In the 1960s, a group of Afrikaner writers who opposed apartheid came together in the Sestigers, which is an Afrikaans word referring to the decade that they were most influential. This literary movement was critical of apartheid, and they provided an alternative Afrikaans voice to the government to show that not all Afrikaners supported apartheid. These authors and writers included, among others, Ingrid Jonker, André Brink, and Breyten Breytenbach.

In the late 1980s, a number of Afrikaner journalists were frustrated with the media’s lack of the courage to take on the apartheid state. In November 1988, a group of anti-apartheid Afrikaans journalists, led by Max du Preez, started a new national weekly newspaper — Vrye Weekblad (Free Weekly). Their goal was to provide an alternative Afrikaans voice in the media, specifically targeting the Afrikaans-speaking population in the country. They were the only Afrikaans-language paper that exposed the murders, beatings, and corruption of the apartheid government.

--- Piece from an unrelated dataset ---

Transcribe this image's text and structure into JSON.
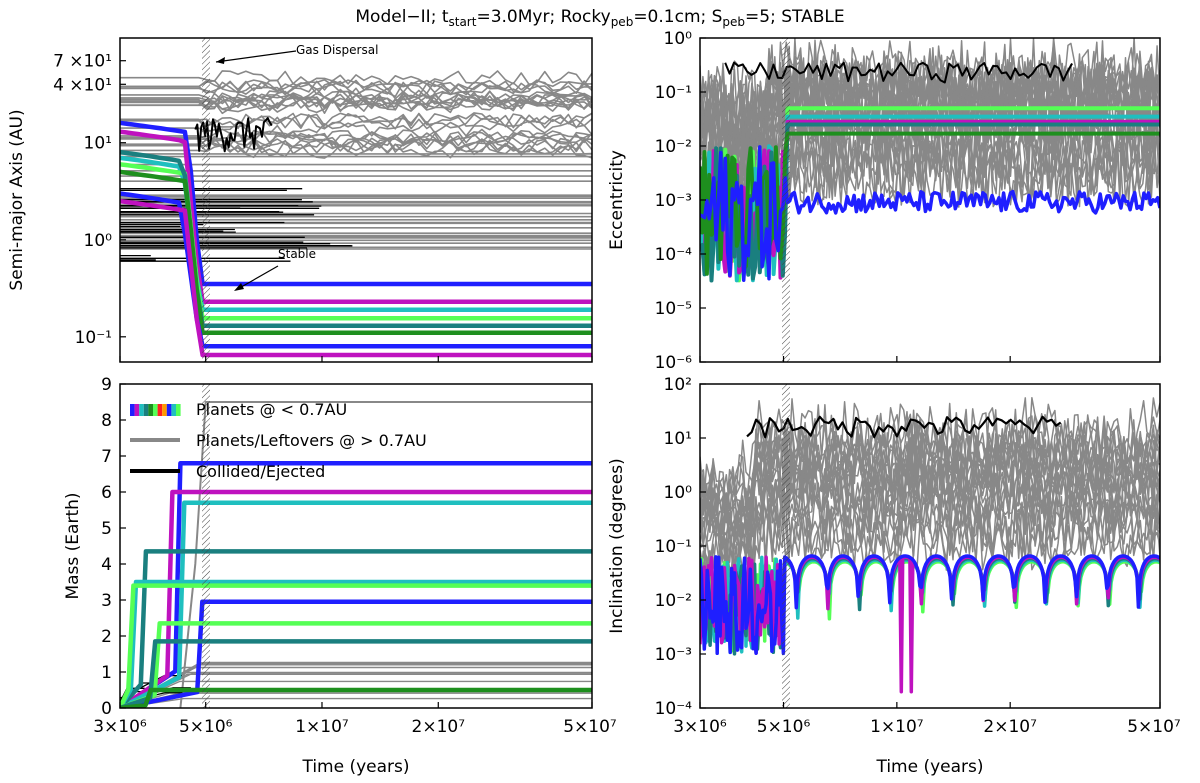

The Voëlvry (“outlaw”) movement was a group of Afrikaans alternative rock musicians in the mid-1980s who used their music to rebel against the ruling National Party and traditional, conservative Afrikaner culture. They were a younger generation of Afrikaners who didn’t believe in apartheid and didn’t toe the ruling National Party line. The movement coined the term “Alternative Afrikaner” for themselves. The movement included, among others, Koos Kombuis, Johannes Kerkerroel, and Belmodus Niemand.

Today

In the past, it was the Afrikaaners expressing their desire to free themselves from the domination of British colonization and therefore from being forced to speak English.

How ironic that decades later, the headquarters of Afrikaans – Stellenbosch University – could possibly drop it for English but this time for the greater good of all South Africa’s people.

Dropping Afrikaans means that, psychologically and symbolically, the walls of apartheid are still crumbling 21 years after racial segregation was officially removed from the statute books.  This is a continuing part of the decolonizing of the country that has included renaming cities and roads and taking down colonial statues from British and Afrikaner history.

Afrikaans is still one of the country’s national languages today and it is the language of 13.5% of the South African population today. So while its removal as a medium of instruction at some universities may be symbolic, it will be interesting to watch what the future holds for the world youngest language.